I started out with the cardigan. I had the idea of doing it waist length (cropped) with short, gathered sleeves. I wanted to do a lace pattern as I felt that was a bit more summery and chose a simple eyelet pattern. Halfway into it I thought a little bead between the eyelets would have been a nice touch but I was doubling the yarn and wasn’t sure if I even had enough, so I filed that idea away for a future pattern. The yarn was unraveled from a man’s sweater I got thrifting. I think the fiber content is wool.

There weren’t any surprises knitting this cardigan. Everything went according to plan, except the gathered sleeves. I wasn’t sure if I’d have enough yarn so I made the a simple set-in cap sleeve. Turns out I could have probably done the gathers but I still like it.

The finishing touch was a handmade Dorset button.

The Dress

Let me just say, this dress fit me like a glove. Yes, there are some slight modifications I will need to make to the pattern, but overall, I am incredibly happy with the final product. Even though I drafted a circle skirt pattern, I did not have enough fabric for it (circle skirts eat up fabric) so I decided on an 8-gore skirt. I measured the waist on my bodice and used that to draft the skirt pattern. Gored, circle and A-line skirts are very easy to draft and would recommend them if you are just starting out in patternmaking. The fabric is a quilting cotton that’s been in my stash for awhile. I think it was given to me.

What worked:

  • Incredibly my side seams and dart lines of the bodice and gored skirt matched up perfectly even though I didn’t plan it that way. Unfortunately you can’t see it because of the dark print.
  • I skipped facing my armholes and used bias binding instead which resulted in a nice, clean finish.
  • Thanks to The Closet Historian I was able to – for the FIRST TIME EVER – put in a zipper that looked good.
  • Also thanks to The Closet Historian’s suggestion, I cut bias tape from my dress fabric and used it to hem my dress. She uses it on circle skirts but it worked just as well on the gores also. If you are making a straight skirt you can hem it the normal way by turning it up but once you are working with any sort of curve, bias tape makes the job so much easier.

What I would do better:

  • While my gores lined up perfectly with my side seams and darts, somehow the gores for the back seam (where I inserted my zipper and which were the same size as all the others) were about 5/8 -3/4″ too wide. This is because my back bodice is not as wide as my front. To fix this, I measured in at the waist 3/4″ in and then took a yardstick and connected that point down to the hem, creating a long, narrow wedge shape piece that was cut out. While just taking 3/4″ off the entire seam would have probably worked just fine, I wanted to keep in as much width as possible because I like flowy skirts.
  • For some reason I decided to face my neckline instead of using bias tape like I did on the armholes. I had to cut my facings out twice because the first time I didn’t account for turning under my edges to finish off where the zipper was. Once I got that all straightened out, I felt the facing was too wide so I cut off an inch.
  • Speaking of facings, when I was sewing them in, I didn’t bother to pay attention if they lined up at the zipper. They don’t and it was a detail I could have easily fixed if I had caught it soon enough.
  • Although I got my zipper in nicely, I wasn’t sure how much space to leave at the top. I think in the future I’ll put the start of the zipper 1/2″ down from the top, which once the neckline finishing is put in, the zipper will be right a the top.
  • I need to add about 1-1/4″ to the side seam so it sits at my natural waist. I’m short waisted, just not that short waisted.
  • I also noticed some fabric pulling at my armhole so I’m going to try dropping it about a half inch. In it’s current state I still have total mobility but the extra half inch I think will just let it sit better, especially if I decide to add sleeves.
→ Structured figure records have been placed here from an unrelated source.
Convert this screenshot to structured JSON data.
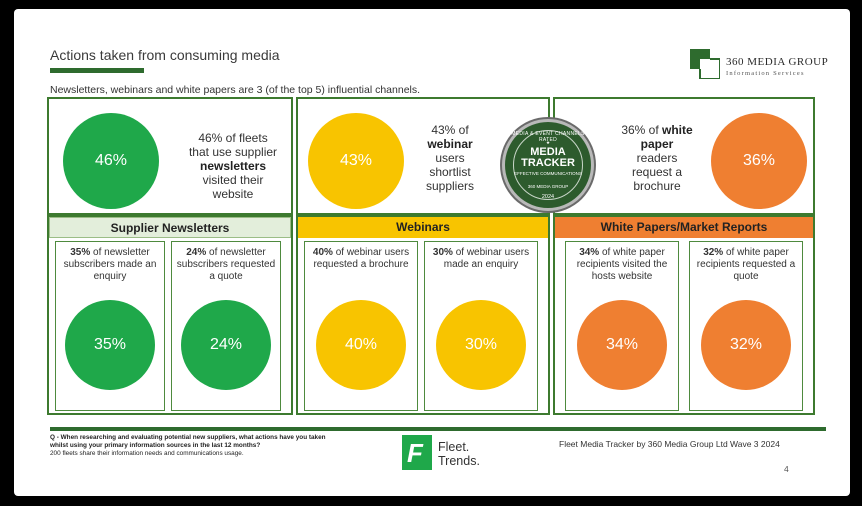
{
  "header": {
    "title": "Actions taken from consuming media",
    "subtitle": "Newsletters, webinars and white papers are 3 (of the top 5) influential channels."
  },
  "logo": {
    "name": "360 MEDIA GROUP",
    "tagline": "Information Services"
  },
  "colors": {
    "green": "#1fa84a",
    "yellow": "#f8c400",
    "orange": "#ef7f31",
    "frame": "#3d7a2f"
  },
  "top": {
    "newsletters": {
      "pct": "46%",
      "line1": "46% of fleets",
      "line2": "that use supplier",
      "bold": "newsletters",
      "line4": "visited their",
      "line5": "website"
    },
    "webinars": {
      "pct": "43%",
      "line1": "43% of",
      "bold": "webinar",
      "line3": "users",
      "line4": "shortlist",
      "line5": "suppliers"
    },
    "whitepapers": {
      "pct": "36%",
      "line1a": "36% of ",
      "bold1": "white",
      "bold2": "paper",
      "line3": "readers",
      "line4": "request a",
      "line5": "brochure"
    }
  },
  "badge": {
    "arc_text": "MEDIA & EVENT CHANNELS RATED",
    "big1": "MEDIA",
    "big2": "TRACKER",
    "small": "EFFECTIVE COMMUNICATIONS",
    "group": "360 MEDIA GROUP",
    "year": "2024"
  },
  "sections": {
    "newsletters": {
      "header": "Supplier Newsletters",
      "cards": [
        {
          "bold": "35%",
          "rest": " of newsletter subscribers made an enquiry",
          "pct": "35%"
        },
        {
          "bold": "24%",
          "rest": " of newsletter subscribers requested a quote",
          "pct": "24%"
        }
      ]
    },
    "webinars": {
      "header": "Webinars",
      "cards": [
        {
          "bold": "40%",
          "rest": " of webinar users requested a brochure",
          "pct": "40%"
        },
        {
          "bold": "30%",
          "rest": " of webinar users made an enquiry",
          "pct": "30%"
        }
      ]
    },
    "whitepapers": {
      "header": "White Papers/Market Reports",
      "cards": [
        {
          "bold": "34%",
          "rest": " of white paper recipients visited the hosts website",
          "pct": "34%"
        },
        {
          "bold": "32%",
          "rest": " of white paper recipients requested a quote",
          "pct": "32%"
        }
      ]
    }
  },
  "footer": {
    "question": "Q - When researching and evaluating potential new suppliers, what actions have you taken whilst using your primary information sources in the last 12 months?",
    "note": "200 fleets share their information needs and communications usage.",
    "brand_line1": "Fleet.",
    "brand_line2": "Trends.",
    "credit": "Fleet Media Tracker by 360 Media Group Ltd Wave 3  2024",
    "page": "4"
  }
}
Overall, this is a comfortable, well-fitting dress and cardigan. The organization I work for announced we will be returning to the office in April. It will be on a rotation basis so no more than ten people will be in the office at a time, which means I’ll be there about once a week. It will be nice to have some cute clothes to wear, because let’s face it, we’ve all been in our pajamas the past year, haven’t we?